Makizushi (“rolled sushi”), Norimaki (“Nori roll”) or Makimono (“variety of rolls”) is a cylindrical piece, formed with the help of a bamboo mat, called a makisu Makizushi is generally wrapped in nori (seaweed), but is occasionally wrapped in a thin omelette, soy paper, cucumber, or shiso (perilla) leaves. Makizushi is usually cut into six or eight pieces, which constitutes a single roll order.
- Futomaki -(“thick, large or fat rolls”) is a large cylindrical piece, with nori on the outside. A typical futomaki is five to six centimeters (2–2.5 in) in diameter.
- Hosomaki -(“thin rolls”) is a small cylindrical piece, with the nori on the outside. A typical hosomaki has a diameter of about two and a half centimeters (1 in).
- Temaki -(“hand roll”) is a large cone-shaped piece of nori on the outside and the ingredients spilling out the wide end. A typical temaki is about ten centimeters (4 in) long, and is eaten with fingers because it is too awkward to pick it up with chopsticks.
- Uramaki -(“inside-out roll”) is a medium-sized cylindrical piece with two or more fillings. Uramaki differs from other makimono because the rice is on the outside and the nori inside.
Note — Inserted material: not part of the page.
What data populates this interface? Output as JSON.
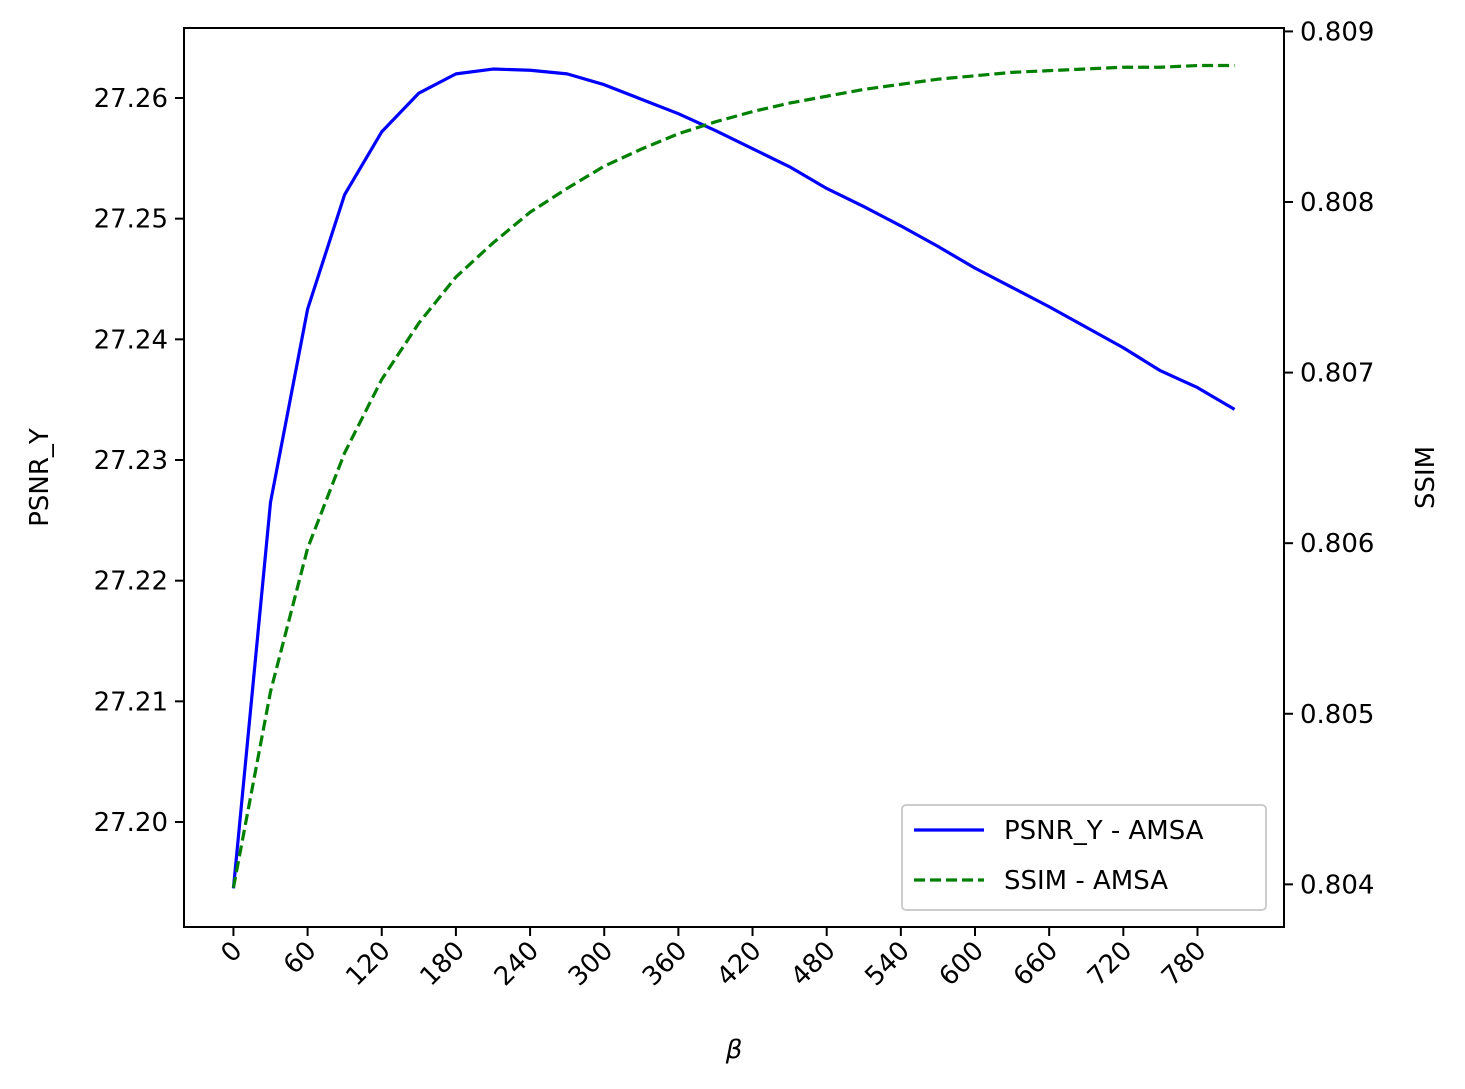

The filling is in the center surrounded by nori, then a layer of rice, and an outer coating of some other ingredients such as roe or toasted sesame seeds.
Narezushi -arezushi (“matured sushi”) is a traditional form of fermented sushi. Skinned and gutted fish are stuffed with salt, placed in a wooden barrel, doused with salt again, then weighed down with a heavy tsukemonoishi (pickling stone).
Nigirizushi -Nigirizushi (“hand-formed sushi”) consists of an oblong mound of sushi rice that the chef presses into a small rectangular box between the palms of the hands, usually with a bit of wasabi, and a topping (the neta) draped over it. Neta are typically fish such as salmon, tuna or other seafood.
Oshizushi - Oshizushi (“pressed sushi”), also known as, hako-zushi, “box sushi”), is a pressed sushi from the Kansai Region, a favorite and specialty of Osaka.
Nori - The black seaweed wrappers used in makimono are called nori. Nori is a type of algae, traditionally cultivated in the harbors of Japan. Originally, algae was scraped from dock pilings, rolled out into thin, edible sheets, and dried in the sun, in a process similar to making rice paper.
Neta – For culinary, sanitary, and aesthetic reasons, the minimum quality and freshness of fish to be eaten raw must be superior to that of fish which is to be cooked.
Condiments -Sushi is commonly eaten with condiments. Sushi may be dipped in shōyu, soy sauce, and may be flavored with wasabi, a piquant paste made from the grated root of the Wasabia japonica plant. Japanese-style mayonnaise is a common condiment in Japan on salmon, pork and other sushi cuts.